Python, ML: data preprocessing for predict

The data for the train to pass pre-processing (normalization/standardization, etc.) However, the predict module -- for the same ml-model-is separate, and there is no way to pre-training data to predict on the basis of the values of the train-of dataset (std and variance for standard scaler, the max value for maxabs scaler, etc.) At the moment I'm doing so-trained model on standardized data, but they do predict on non-standardized data. Question: what is the best way to proceed from the point of view of best practice? Yes, and in general, is this -- training the model on standardized data, but predicting on NON-standardized data -- a significant error?

Author: imitusov, 2021-02-04

4 answers

Yes, and in general, is this -- training the model on standardized data, but predicting on NON-standardized data -- a significant error? - yes, in general, this is an error that will not allow you to get clear results.

And yes, if you train on standardized data and submit standardized data, then most often the result will be better than if you train and use non-standardized data. But this has nothing to do with the scheme "we teach in standardized languages"., we serve non-standardized", which is always flawed.

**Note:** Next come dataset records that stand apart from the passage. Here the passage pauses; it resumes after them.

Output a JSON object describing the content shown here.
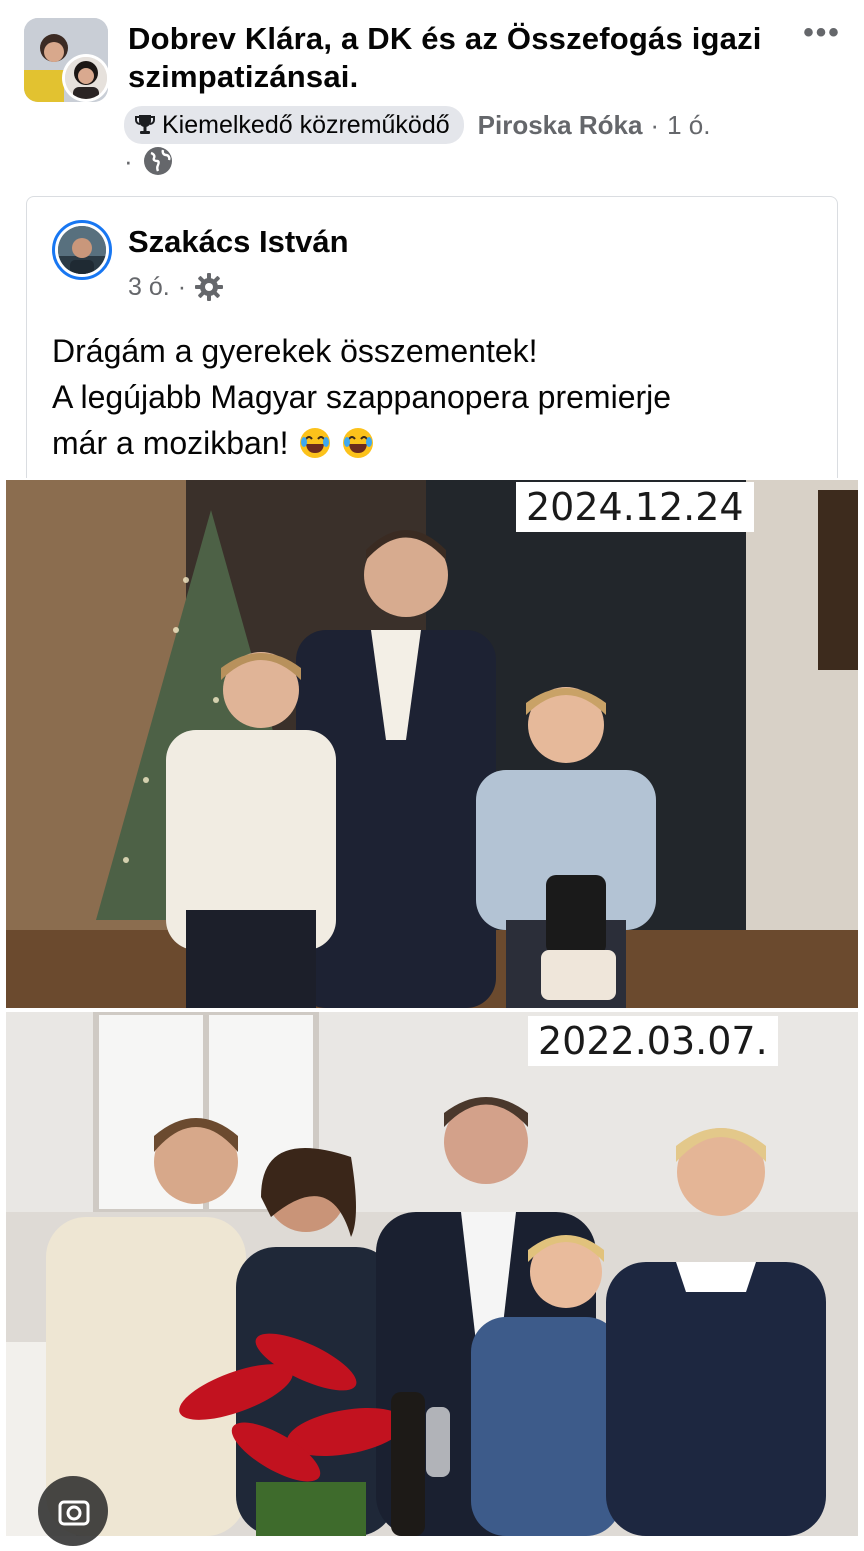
{
  "group": {
    "name": "Dobrev Klára, a DK és az Összefogás igazi szimpatizánsai.",
    "badge": "Kiemelkedő közreműködő",
    "author": "Piroska Róka",
    "time": "1 ó."
  },
  "post": {
    "author": "Szakács István",
    "time": "3 ó.",
    "text_line1": "Drágám a gyerekek összementek!",
    "text_line2": "A legújabb Magyar szappanopera premierje",
    "text_line3": "már a mozikban!"
  },
  "photos": [
    {
      "date": "2024.12.24"
    },
    {
      "date": "2022.03.07."
    }
  ],
  "icons": [
    "more-icon",
    "trophy-icon",
    "globe-icon",
    "gear-icon",
    "laughing-emoji-icon",
    "camera-icon"
  ],
  "colors": {
    "accent": "#1877f2",
    "secondary_text": "#65676b",
    "badge_bg": "#e4e6eb"
  }
}
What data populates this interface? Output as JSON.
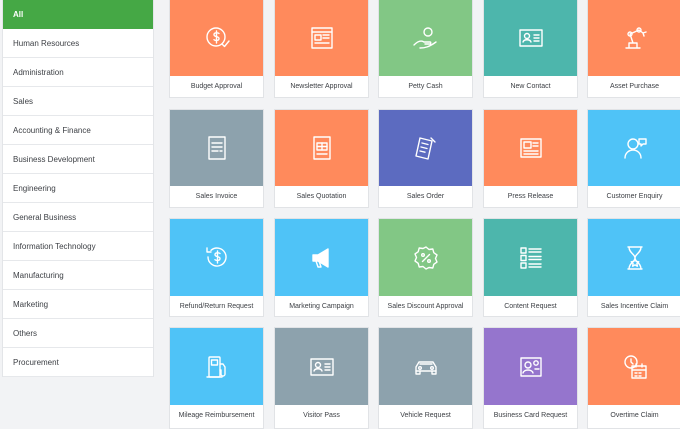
{
  "sidebar": {
    "categories": [
      {
        "label": "All",
        "name": "category-all",
        "active": true
      },
      {
        "label": "Human Resources",
        "name": "category-human-resources"
      },
      {
        "label": "Administration",
        "name": "category-administration"
      },
      {
        "label": "Sales",
        "name": "category-sales"
      },
      {
        "label": "Accounting & Finance",
        "name": "category-accounting-finance"
      },
      {
        "label": "Business Development",
        "name": "category-business-development"
      },
      {
        "label": "Engineering",
        "name": "category-engineering"
      },
      {
        "label": "General Business",
        "name": "category-general-business"
      },
      {
        "label": "Information Technology",
        "name": "category-information-technology"
      },
      {
        "label": "Manufacturing",
        "name": "category-manufacturing"
      },
      {
        "label": "Marketing",
        "name": "category-marketing"
      },
      {
        "label": "Others",
        "name": "category-others"
      },
      {
        "label": "Procurement",
        "name": "category-procurement"
      }
    ]
  },
  "colors": {
    "active_category": "#45a845",
    "orange": "#ff8a5c",
    "green": "#82c785",
    "teal": "#4db6ac",
    "blue_grey": "#8da2ad",
    "indigo": "#5c6bc0",
    "sky": "#4fc3f7",
    "purple": "#9575cd"
  },
  "templates": [
    {
      "label": "Budget Approval",
      "name": "template-budget-approval",
      "color": "#ff8a5c",
      "icon": "dollar-coin-icon"
    },
    {
      "label": "Newsletter Approval",
      "name": "template-newsletter-approval",
      "color": "#ff8a5c",
      "icon": "newsletter-icon"
    },
    {
      "label": "Petty Cash",
      "name": "template-petty-cash",
      "color": "#82c785",
      "icon": "hand-coin-icon"
    },
    {
      "label": "New Contact",
      "name": "template-new-contact",
      "color": "#4db6ac",
      "icon": "contact-card-icon"
    },
    {
      "label": "Asset Purchase",
      "name": "template-asset-purchase",
      "color": "#ff8a5c",
      "icon": "robot-arm-icon"
    },
    {
      "label": "Sales Invoice",
      "name": "template-sales-invoice",
      "color": "#8da2ad",
      "icon": "invoice-icon"
    },
    {
      "label": "Sales Quotation",
      "name": "template-sales-quotation",
      "color": "#ff8a5c",
      "icon": "quotation-icon"
    },
    {
      "label": "Sales Order",
      "name": "template-sales-order",
      "color": "#5c6bc0",
      "icon": "order-receipt-icon"
    },
    {
      "label": "Press Release",
      "name": "template-press-release",
      "color": "#ff8a5c",
      "icon": "newspaper-icon"
    },
    {
      "label": "Customer Enquiry",
      "name": "template-customer-enquiry",
      "color": "#4fc3f7",
      "icon": "customer-chat-icon"
    },
    {
      "label": "Refund/Return Request",
      "name": "template-refund-return-request",
      "color": "#4fc3f7",
      "icon": "refund-dollar-icon"
    },
    {
      "label": "Marketing Campaign",
      "name": "template-marketing-campaign",
      "color": "#4fc3f7",
      "icon": "megaphone-icon"
    },
    {
      "label": "Sales Discount Approval",
      "name": "template-sales-discount-approval",
      "color": "#82c785",
      "icon": "percent-badge-icon"
    },
    {
      "label": "Content Request",
      "name": "template-content-request",
      "color": "#4db6ac",
      "icon": "content-list-icon"
    },
    {
      "label": "Sales Incentive Claim",
      "name": "template-sales-incentive-claim",
      "color": "#4fc3f7",
      "icon": "trophy-star-icon"
    },
    {
      "label": "Mileage Reimbursement",
      "name": "template-mileage-reimbursement",
      "color": "#4fc3f7",
      "icon": "fuel-pump-icon"
    },
    {
      "label": "Visitor Pass",
      "name": "template-visitor-pass",
      "color": "#8da2ad",
      "icon": "id-pass-icon"
    },
    {
      "label": "Vehicle Request",
      "name": "template-vehicle-request",
      "color": "#8da2ad",
      "icon": "car-icon"
    },
    {
      "label": "Business Card Request",
      "name": "template-business-card-request",
      "color": "#9575cd",
      "icon": "business-card-icon"
    },
    {
      "label": "Overtime Claim",
      "name": "template-overtime-claim",
      "color": "#ff8a5c",
      "icon": "clock-calendar-icon"
    }
  ]
}
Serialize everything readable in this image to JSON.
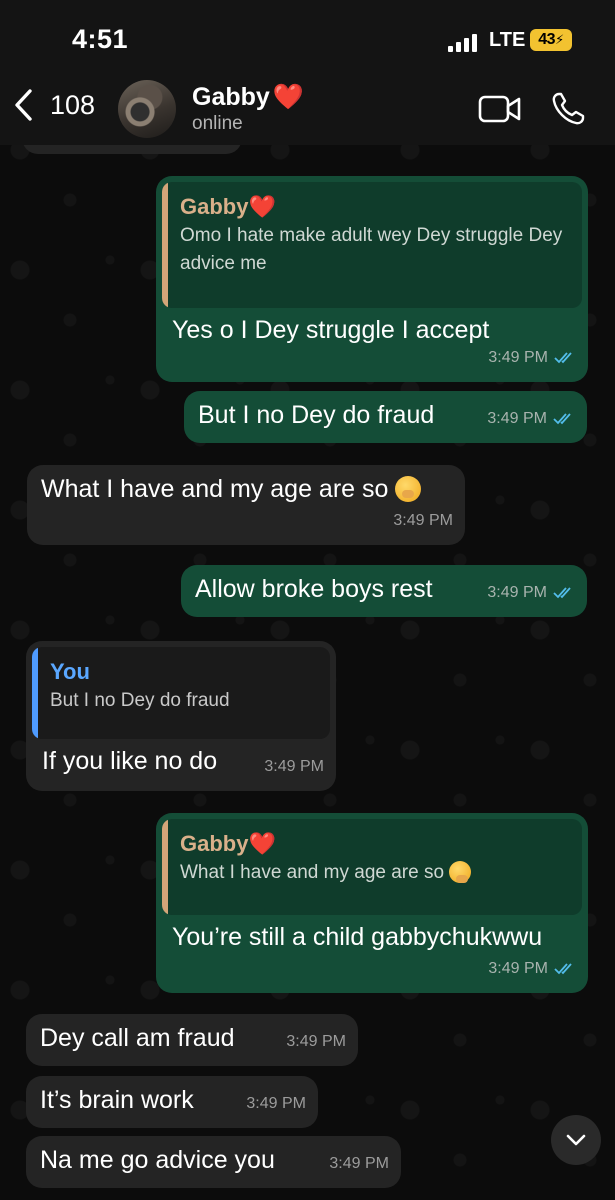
{
  "status_bar": {
    "time": "4:51",
    "network": "LTE",
    "battery": "43"
  },
  "header": {
    "back_count": "108",
    "contact_name": "Gabby",
    "contact_emoji": "❤️",
    "contact_status": "online",
    "icons": [
      "chevron-left-icon",
      "video-call-icon",
      "phone-icon"
    ]
  },
  "messages": [
    {
      "direction": "out",
      "quote": {
        "author": "Gabby",
        "author_emoji": "❤️",
        "text": "Omo I hate make adult wey Dey struggle Dey advice me"
      },
      "text": "Yes o I Dey struggle I accept",
      "time": "3:49 PM",
      "read": true
    },
    {
      "direction": "out",
      "text": "But I no Dey do fraud",
      "time": "3:49 PM",
      "read": true
    },
    {
      "direction": "in",
      "text": "What I have and my age are so",
      "emoji": "🫢",
      "time": "3:49 PM"
    },
    {
      "direction": "out",
      "text": "Allow broke boys rest",
      "time": "3:49 PM",
      "read": true
    },
    {
      "direction": "in",
      "quote": {
        "author": "You",
        "text": "But I no Dey do fraud"
      },
      "text": "If you like no do",
      "time": "3:49 PM"
    },
    {
      "direction": "out",
      "quote": {
        "author": "Gabby",
        "author_emoji": "❤️",
        "text": "What I have and my age are so",
        "text_emoji": "🫢"
      },
      "text": "You’re still a child gabbychukwwu",
      "time": "3:49 PM",
      "read": true
    },
    {
      "direction": "in",
      "text": "Dey call am fraud",
      "time": "3:49 PM"
    },
    {
      "direction": "in",
      "text": "It’s brain work",
      "time": "3:49 PM"
    },
    {
      "direction": "in",
      "text": "Na me go advice you",
      "time": "3:49 PM"
    }
  ],
  "colors": {
    "outgoing": "#144d37",
    "incoming": "#242424",
    "tick_blue": "#53bdeb",
    "quote_tan": "#d9b08a",
    "quote_blue": "#5aa7ff"
  }
}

If you (for example) use a third-party module that executes predict, then obviously either it itself should have the means to standardize your data, or give you a method that would accept already standardized data from you. Otherwise, everything is very strange and fitful.

 1
Author: passant, 2021-02-04 11:08:10

There are too many unknowns in your problem statement:

  1. The data by its nature may already be close to standardized, then it will not make much difference whether they are standardized before being sent to the model or not
  2. The models used also have an impact. Trees can be linked to specific intervals of input data values, as a result, when you feed processed and raw data to the wooden model, you can get radically different results. And if you have simple linear regression - well, OK, the result will be shifted, the angle of the regression line will be different, but, in principle, this can really be corrected by post-processing, if you adjust the parameters.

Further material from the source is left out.